While Hynek already considered “Considered Harmful” was getting old in 2016, and so he named this blog post hasattr() – A Dangerous Misnomer, instead of hasattr() considered harmful, meanwhile it is 2022 and I still like that phrase.
So here we go…
getattr()
considered harmful
The setting is a CLI application with 100% test coverage, and even branch coverage is activated.
coverage 101
I assume you know what coverage is. 100% test coverage means that the test suite covers all lines of code of your library or application. That does not mean they are functionally correct, but this means they are all run. This eliminates a couple of error classes, e.g. syntax errors.
But we still have a problem with e.g. the following code:
if function_call():
do_something()
When in our test suite function_call
is true,
both lines will be executed and a code coverage of 100% is shown.

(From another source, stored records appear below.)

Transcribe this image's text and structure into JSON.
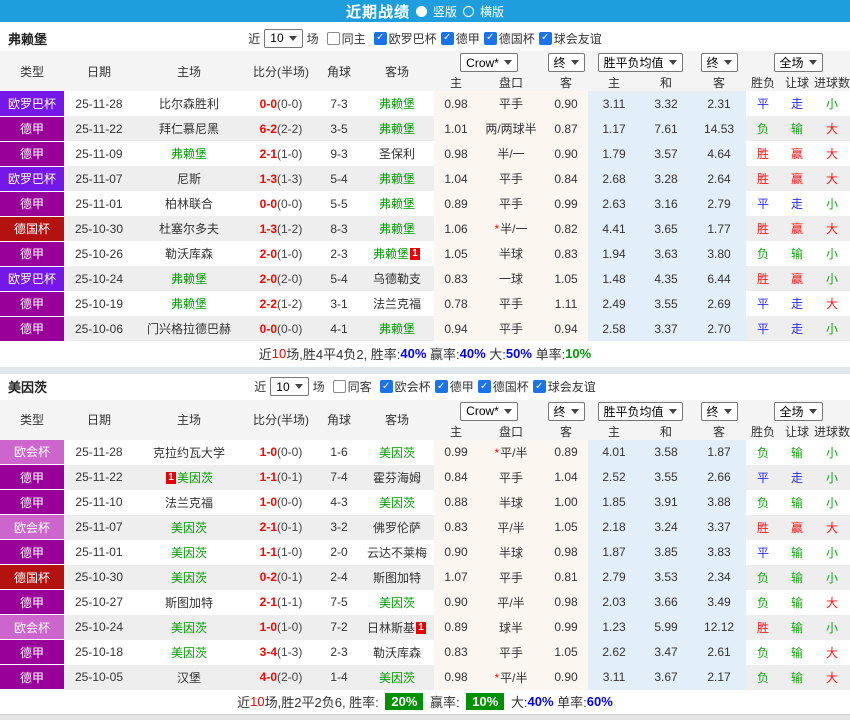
{
  "titlebar": {
    "title": "近期战绩",
    "options": [
      {
        "label": "竖版",
        "selected": true
      },
      {
        "label": "横版",
        "selected": false
      }
    ]
  },
  "colors": {
    "titlebar_bg": "#1E9EDC",
    "europa_league_bg": "#7517E8",
    "bundesliga_bg": "#990099",
    "dfb_pokal_bg": "#B41111",
    "conference_league_bg": "#CC66CC",
    "win_red": "#FF0000",
    "draw_blue": "#0000F0",
    "lose_green": "#009900",
    "team_highlight_green": "#009900",
    "score_red": "#FF0000",
    "odds_cols_bg": "#FBF6EF",
    "mean_cols_bg": "#E2EFF9",
    "summary_badge_bg": "#009000",
    "checkbox_blue": "#1A73E8"
  },
  "sections": [
    {
      "team": "弗赖堡",
      "filter": {
        "near_label": "近",
        "count_value": "10",
        "games_label": "场",
        "same_label": "同主",
        "same_checked": false,
        "competitions": [
          "欧罗巴杯",
          "德甲",
          "德国杯",
          "球会友谊"
        ]
      },
      "dropdowns": {
        "bookmaker": "Crow*",
        "bookmaker_state": "终",
        "mean": "胜平负均值",
        "mean_state": "终",
        "scope": "全场"
      },
      "columns": [
        "类型",
        "日期",
        "主场",
        "比分(半场)",
        "角球",
        "客场",
        "主",
        "盘口",
        "客",
        "主",
        "和",
        "客",
        "胜负",
        "让球",
        "进球数"
      ],
      "rows": [
        {
          "type": "欧罗巴杯",
          "tcls": "t-europa",
          "date": "25-11-28",
          "home": {
            "name": "比尔森胜利"
          },
          "score": "0-0",
          "half": "(0-0)",
          "corner": "7-3",
          "away": {
            "name": "弗赖堡",
            "green": true
          },
          "o1": "0.98",
          "pan": "平手",
          "o2": "0.90",
          "m1": "3.11",
          "m2": "3.32",
          "m3": "2.31",
          "res": [
            "平",
            "走",
            "小"
          ],
          "rcls": [
            "blue",
            "blue",
            "green"
          ]
        },
        {
          "type": "德甲",
          "tcls": "t-bund",
          "date": "25-11-22",
          "home": {
            "name": "拜仁慕尼黑"
          },
          "score": "6-2",
          "half": "(2-2)",
          "corner": "3-5",
          "away": {
            "name": "弗赖堡",
            "green": true
          },
          "o1": "1.01",
          "pan": "两/两球半",
          "o2": "0.87",
          "m1": "1.17",
          "m2": "7.61",
          "m3": "14.53",
          "res": [
            "负",
            "输",
            "大"
          ],
          "rcls": [
            "green",
            "green",
            "red"
          ]
        },
        {
          "type": "德甲",
          "tcls": "t-bund",
          "date": "25-11-09",
          "home": {
            "name": "弗赖堡",
            "green": true
          },
          "score": "2-1",
          "half": "(1-0)",
          "corner": "9-3",
          "away": {
            "name": "圣保利"
          },
          "o1": "0.98",
          "pan": "半/一",
          "o2": "0.90",
          "m1": "1.79",
          "m2": "3.57",
          "m3": "4.64",
          "res": [
            "胜",
            "赢",
            "大"
          ],
          "rcls": [
            "red",
            "red",
            "red"
          ]
        },
        {
          "type": "欧罗巴杯",
          "tcls": "t-europa",
          "date": "25-11-07",
          "home": {
            "name": "尼斯"
          },
          "score": "1-3",
          "half": "(1-3)",
          "corner": "5-4",
          "away": {
            "name": "弗赖堡",
            "green": true
          },
          "o1": "1.04",
          "pan": "平手",
          "o2": "0.84",
          "m1": "2.68",
          "m2": "3.28",
          "m3": "2.64",
          "res": [
            "胜",
            "赢",
            "大"
          ],
          "rcls": [
            "red",
            "red",
            "red"
          ]
        },
        {
          "type": "德甲",
          "tcls": "t-bund",
          "date": "25-11-01",
          "home": {
            "name": "柏林联合"
          },
          "score": "0-0",
          "half": "(0-0)",
          "corner": "5-5",
          "away": {
            "name": "弗赖堡",
            "green": true
          },
          "o1": "0.89",
          "pan": "平手",
          "o2": "0.99",
          "m1": "2.63",
          "m2": "3.16",
          "m3": "2.79",
          "res": [
            "平",
            "走",
            "小"
          ],
          "rcls": [
            "blue",
            "blue",
            "green"
          ]
        },
        {
          "type": "德国杯",
          "tcls": "t-dfb",
          "date": "25-10-30",
          "home": {
            "name": "杜塞尔多夫"
          },
          "score": "1-3",
          "half": "(1-2)",
          "corner": "8-3",
          "away": {
            "name": "弗赖堡",
            "green": true
          },
          "o1": "1.06",
          "pan": "半/一",
          "star": true,
          "o2": "0.82",
          "m1": "4.41",
          "m2": "3.65",
          "m3": "1.77",
          "res": [
            "胜",
            "赢",
            "大"
          ],
          "rcls": [
            "red",
            "red",
            "red"
          ]
        },
        {
          "type": "德甲",
          "tcls": "t-bund",
          "date": "25-10-26",
          "home": {
            "name": "勒沃库森"
          },
          "score": "2-0",
          "half": "(1-0)",
          "corner": "2-3",
          "away": {
            "name": "弗赖堡",
            "green": true,
            "badge_post": "1"
          },
          "o1": "1.05",
          "pan": "半球",
          "o2": "0.83",
          "m1": "1.94",
          "m2": "3.63",
          "m3": "3.80",
          "res": [
            "负",
            "输",
            "小"
          ],
          "rcls": [
            "green",
            "green",
            "green"
          ]
        },
        {
          "type": "欧罗巴杯",
          "tcls": "t-europa",
          "date": "25-10-24",
          "home": {
            "name": "弗赖堡",
            "green": true
          },
          "score": "2-0",
          "half": "(2-0)",
          "corner": "5-4",
          "away": {
            "name": "乌德勒支"
          },
          "o1": "0.83",
          "pan": "一球",
          "o2": "1.05",
          "m1": "1.48",
          "m2": "4.35",
          "m3": "6.44",
          "res": [
            "胜",
            "赢",
            "小"
          ],
          "rcls": [
            "red",
            "red",
            "green"
          ]
        },
        {
          "type": "德甲",
          "tcls": "t-bund",
          "date": "25-10-19",
          "home": {
            "name": "弗赖堡",
            "green": true
          },
          "score": "2-2",
          "half": "(1-2)",
          "corner": "3-1",
          "away": {
            "name": "法兰克福"
          },
          "o1": "0.78",
          "pan": "平手",
          "o2": "1.11",
          "m1": "2.49",
          "m2": "3.55",
          "m3": "2.69",
          "res": [
            "平",
            "走",
            "大"
          ],
          "rcls": [
            "blue",
            "blue",
            "red"
          ]
        },
        {
          "type": "德甲",
          "tcls": "t-bund",
          "date": "25-10-06",
          "home": {
            "name": "门兴格拉德巴赫"
          },
          "score": "0-0",
          "half": "(0-0)",
          "corner": "4-1",
          "away": {
            "name": "弗赖堡",
            "green": true
          },
          "o1": "0.94",
          "pan": "平手",
          "o2": "0.94",
          "m1": "2.58",
          "m2": "3.37",
          "m3": "2.70",
          "res": [
            "平",
            "走",
            "小"
          ],
          "rcls": [
            "blue",
            "blue",
            "green"
          ]
        }
      ],
      "summary": [
        {
          "t": "近",
          "c": "b"
        },
        {
          "t": "10",
          "c": "r"
        },
        {
          "t": "场,胜4平4负2, 胜率:",
          "c": "b"
        },
        {
          "t": "40%",
          "c": "bl"
        },
        {
          "t": " 赢率:",
          "c": "b"
        },
        {
          "t": "40%",
          "c": "bl"
        },
        {
          "t": " 大:",
          "c": "b"
        },
        {
          "t": "50%",
          "c": "bl"
        },
        {
          "t": " 单率:",
          "c": "b"
        },
        {
          "t": "10%",
          "c": "g"
        }
      ]
    },
    {
      "team": "美因茨",
      "filter": {
        "near_label": "近",
        "count_value": "10",
        "games_label": "场",
        "same_label": "同客",
        "same_checked": false,
        "competitions": [
          "欧会杯",
          "德甲",
          "德国杯",
          "球会友谊"
        ]
      },
      "dropdowns": {
        "bookmaker": "Crow*",
        "bookmaker_state": "终",
        "mean": "胜平负均值",
        "mean_state": "终",
        "scope": "全场"
      },
      "columns": [
        "类型",
        "日期",
        "主场",
        "比分(半场)",
        "角球",
        "客场",
        "主",
        "盘口",
        "客",
        "主",
        "和",
        "客",
        "胜负",
        "让球",
        "进球数"
      ],
      "rows": [
        {
          "type": "欧会杯",
          "tcls": "t-conf",
          "date": "25-11-28",
          "home": {
            "name": "克拉约瓦大学"
          },
          "score": "1-0",
          "half": "(0-0)",
          "corner": "1-6",
          "away": {
            "name": "美因茨",
            "green": true
          },
          "o1": "0.99",
          "pan": "平/半",
          "star": true,
          "o2": "0.89",
          "m1": "4.01",
          "m2": "3.58",
          "m3": "1.87",
          "res": [
            "负",
            "输",
            "小"
          ],
          "rcls": [
            "green",
            "green",
            "green"
          ]
        },
        {
          "type": "德甲",
          "tcls": "t-bund",
          "date": "25-11-22",
          "home": {
            "name": "美因茨",
            "green": true,
            "badge_pre": "1"
          },
          "score": "1-1",
          "half": "(0-1)",
          "corner": "7-4",
          "away": {
            "name": "霍芬海姆"
          },
          "o1": "0.84",
          "pan": "平手",
          "o2": "1.04",
          "m1": "2.52",
          "m2": "3.55",
          "m3": "2.66",
          "res": [
            "平",
            "走",
            "小"
          ],
          "rcls": [
            "blue",
            "blue",
            "green"
          ]
        },
        {
          "type": "德甲",
          "tcls": "t-bund",
          "date": "25-11-10",
          "home": {
            "name": "法兰克福"
          },
          "score": "1-0",
          "half": "(0-0)",
          "corner": "4-3",
          "away": {
            "name": "美因茨",
            "green": true
          },
          "o1": "0.88",
          "pan": "半球",
          "o2": "1.00",
          "m1": "1.85",
          "m2": "3.91",
          "m3": "3.88",
          "res": [
            "负",
            "输",
            "小"
          ],
          "rcls": [
            "green",
            "green",
            "green"
          ]
        },
        {
          "type": "欧会杯",
          "tcls": "t-conf",
          "date": "25-11-07",
          "home": {
            "name": "美因茨",
            "green": true
          },
          "score": "2-1",
          "half": "(0-1)",
          "corner": "3-2",
          "away": {
            "name": "佛罗伦萨"
          },
          "o1": "0.83",
          "pan": "平/半",
          "o2": "1.05",
          "m1": "2.18",
          "m2": "3.24",
          "m3": "3.37",
          "res": [
            "胜",
            "赢",
            "大"
          ],
          "rcls": [
            "red",
            "red",
            "red"
          ]
        },
        {
          "type": "德甲",
          "tcls": "t-bund",
          "date": "25-11-01",
          "home": {
            "name": "美因茨",
            "green": true
          },
          "score": "1-1",
          "half": "(1-0)",
          "corner": "2-0",
          "away": {
            "name": "云达不莱梅"
          },
          "o1": "0.90",
          "pan": "半球",
          "o2": "0.98",
          "m1": "1.87",
          "m2": "3.85",
          "m3": "3.83",
          "res": [
            "平",
            "输",
            "小"
          ],
          "rcls": [
            "blue",
            "green",
            "green"
          ]
        },
        {
          "type": "德国杯",
          "tcls": "t-dfb",
          "date": "25-10-30",
          "home": {
            "name": "美因茨",
            "green": true
          },
          "score": "0-2",
          "half": "(0-1)",
          "corner": "2-4",
          "away": {
            "name": "斯图加特"
          },
          "o1": "1.07",
          "pan": "平手",
          "o2": "0.81",
          "m1": "2.79",
          "m2": "3.53",
          "m3": "2.34",
          "res": [
            "负",
            "输",
            "小"
          ],
          "rcls": [
            "green",
            "green",
            "green"
          ]
        },
        {
          "type": "德甲",
          "tcls": "t-bund",
          "date": "25-10-27",
          "home": {
            "name": "斯图加特"
          },
          "score": "2-1",
          "half": "(1-1)",
          "corner": "7-5",
          "away": {
            "name": "美因茨",
            "green": true
          },
          "o1": "0.90",
          "pan": "平/半",
          "o2": "0.98",
          "m1": "2.03",
          "m2": "3.66",
          "m3": "3.49",
          "res": [
            "负",
            "输",
            "大"
          ],
          "rcls": [
            "green",
            "green",
            "red"
          ]
        },
        {
          "type": "欧会杯",
          "tcls": "t-conf",
          "date": "25-10-24",
          "home": {
            "name": "美因茨",
            "green": true
          },
          "score": "1-0",
          "half": "(1-0)",
          "corner": "7-2",
          "away": {
            "name": "日林斯基",
            "badge_post": "1"
          },
          "o1": "0.89",
          "pan": "球半",
          "o2": "0.99",
          "m1": "1.23",
          "m2": "5.99",
          "m3": "12.12",
          "res": [
            "胜",
            "输",
            "小"
          ],
          "rcls": [
            "red",
            "green",
            "green"
          ]
        },
        {
          "type": "德甲",
          "tcls": "t-bund",
          "date": "25-10-18",
          "home": {
            "name": "美因茨",
            "green": true
          },
          "score": "3-4",
          "half": "(1-3)",
          "corner": "2-3",
          "away": {
            "name": "勒沃库森"
          },
          "o1": "0.83",
          "pan": "平手",
          "o2": "1.05",
          "m1": "2.62",
          "m2": "3.47",
          "m3": "2.61",
          "res": [
            "负",
            "输",
            "大"
          ],
          "rcls": [
            "green",
            "green",
            "red"
          ]
        },
        {
          "type": "德甲",
          "tcls": "t-bund",
          "date": "25-10-05",
          "home": {
            "name": "汉堡"
          },
          "score": "4-0",
          "half": "(2-0)",
          "corner": "1-4",
          "away": {
            "name": "美因茨",
            "green": true
          },
          "o1": "0.98",
          "pan": "平/半",
          "star": true,
          "o2": "0.90",
          "m1": "3.11",
          "m2": "3.67",
          "m3": "2.17",
          "res": [
            "负",
            "输",
            "大"
          ],
          "rcls": [
            "green",
            "green",
            "red"
          ]
        }
      ],
      "summary": [
        {
          "t": "近",
          "c": "b"
        },
        {
          "t": "10",
          "c": "r"
        },
        {
          "t": "场,胜2平2负6, 胜率: ",
          "c": "b"
        },
        {
          "t": "20%",
          "c": "gb"
        },
        {
          "t": " 赢率: ",
          "c": "b"
        },
        {
          "t": "10%",
          "c": "gb"
        },
        {
          "t": " 大:",
          "c": "b"
        },
        {
          "t": "40%",
          "c": "bl"
        },
        {
          "t": " 单率:",
          "c": "b"
        },
        {
          "t": "60%",
          "c": "bl"
        }
      ]
    }
  ]
}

But we may have never tested the case when function_call
is false.
hello branch coverage
When you activate branch coverage, coverage.py will show an error for above code example:
line x didn’t jump to line y, because the condition on line x was never false
Excellent! We are safe… right?
hello getattr()
Back to our CLI application.
A couple of weeks ago I renamed a flag for the application’s run
command from
--output
to --output-directory
.
Easy change, clear improvement, no fear as we have 100% test coverage.
hello regression
Fast forward a couple of weeks.
My colleague created another merge proposal to fix a regression I introduced with the above renaming.
I forgot to also update the flag for the run_one
command.
How was this possible when we have 100% test coverage?

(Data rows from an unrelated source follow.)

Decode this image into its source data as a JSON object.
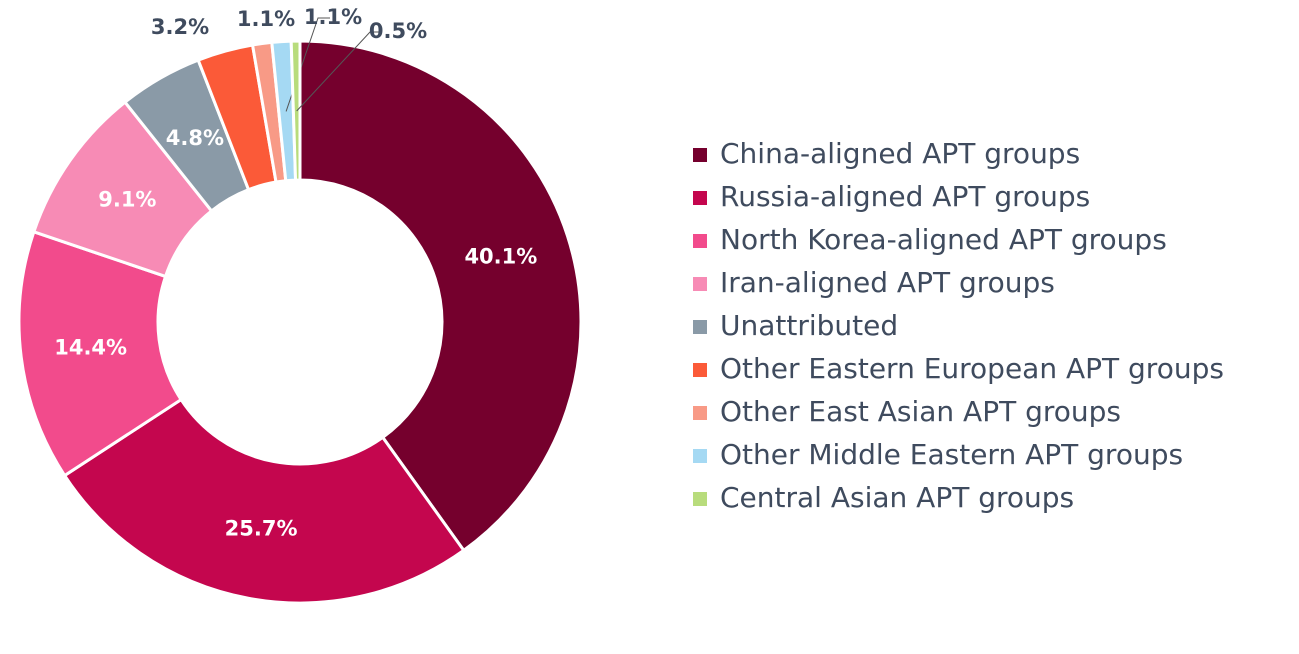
{
  "chart_data": {
    "type": "donut",
    "categories": [
      "China-aligned APT groups",
      "Russia-aligned APT groups",
      "North Korea-aligned APT groups",
      "Iran-aligned APT groups",
      "Unattributed",
      "Other Eastern European APT groups",
      "Other East Asian APT groups",
      "Other Middle Eastern APT groups",
      "Central Asian APT groups"
    ],
    "values": [
      40.1,
      25.7,
      14.4,
      9.1,
      4.8,
      3.2,
      1.1,
      1.1,
      0.5
    ],
    "value_labels": [
      "40.1%",
      "25.7%",
      "14.4%",
      "9.1%",
      "4.8%",
      "3.2%",
      "1.1%",
      "1.1%",
      "0.5%"
    ],
    "colors": [
      "#75002d",
      "#c4064e",
      "#f24b8c",
      "#f78bb5",
      "#8a9aa7",
      "#fb5a38",
      "#f89a86",
      "#a5d9f3",
      "#b8dc7c"
    ],
    "legend": "right"
  }
}
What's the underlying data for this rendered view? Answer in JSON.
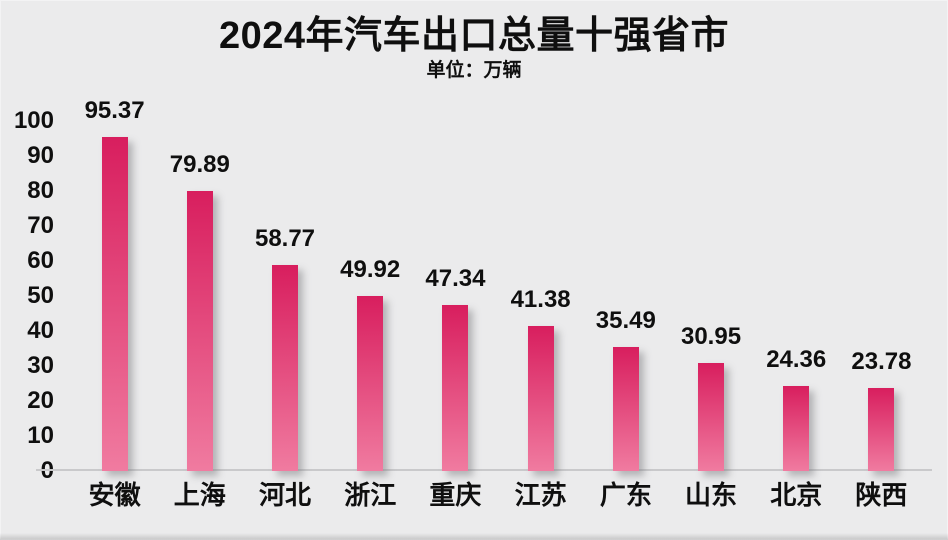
{
  "chart_data": {
    "type": "bar",
    "title": "2024年汽车出口总量十强省市",
    "unit_label": "单位：万辆",
    "categories": [
      "安徽",
      "上海",
      "河北",
      "浙江",
      "重庆",
      "江苏",
      "广东",
      "山东",
      "北京",
      "陕西"
    ],
    "values": [
      95.37,
      79.89,
      58.77,
      49.92,
      47.34,
      41.38,
      35.49,
      30.95,
      24.36,
      23.78
    ],
    "value_labels": [
      "95.37",
      "79.89",
      "58.77",
      "49.92",
      "47.34",
      "41.38",
      "35.49",
      "30.95",
      "24.36",
      "23.78"
    ],
    "xlabel": "",
    "ylabel": "",
    "ylim": [
      0,
      100
    ],
    "yticks": [
      0,
      10,
      20,
      30,
      40,
      50,
      60,
      70,
      80,
      90,
      100
    ],
    "grid": false,
    "legend_position": "none",
    "colors": {
      "background": "#ebebec",
      "text": "#0f0f0f",
      "bar_gradient_top": "#d81e5e",
      "bar_gradient_bottom": "#f07ba0",
      "axis_line": "#c9c9cb"
    }
  }
}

Let’s have a look at the following code…
_run_job(args.job, job, provider, getattr(args, "output", None))
If you have a close look at above line,
you’ll notice that there is a hidden branch,
ie the getattr
covers two different outcomes:
args
has an attributeoutput
args
has no attributeoutput
This could have been written as:
if hasattr(args, "output"):
_run_job(args.job, job, provider, args.output)
else:
_run_job(args.job, job, provider, None)
Certainly, then coverage, at least with activated branch coverage, would have raised the alarm!
more gotchas
Please note that there are more idioms in Python which impede coverage from being reliable:
x = {"a": 1, "b": 2}.get("z", 99)
x = condition and 0 or 1
x = 0 if condition else 1
I won’t list multiple statements on one line, combined with a semicolon, as flake8, which you hopefully use, will prevent this.
And there might be more.
Do you know more examples? Please contact me https://jugmac00.github.io/
what to do
Well, you could avoid using the above mentioned idioms. :-/
You could use mutation testing, which mutates the code and raises alarm if this does not cause a test failure. But that would be another topic.
At very least - be aware of these “invisible” test or coverage gaps!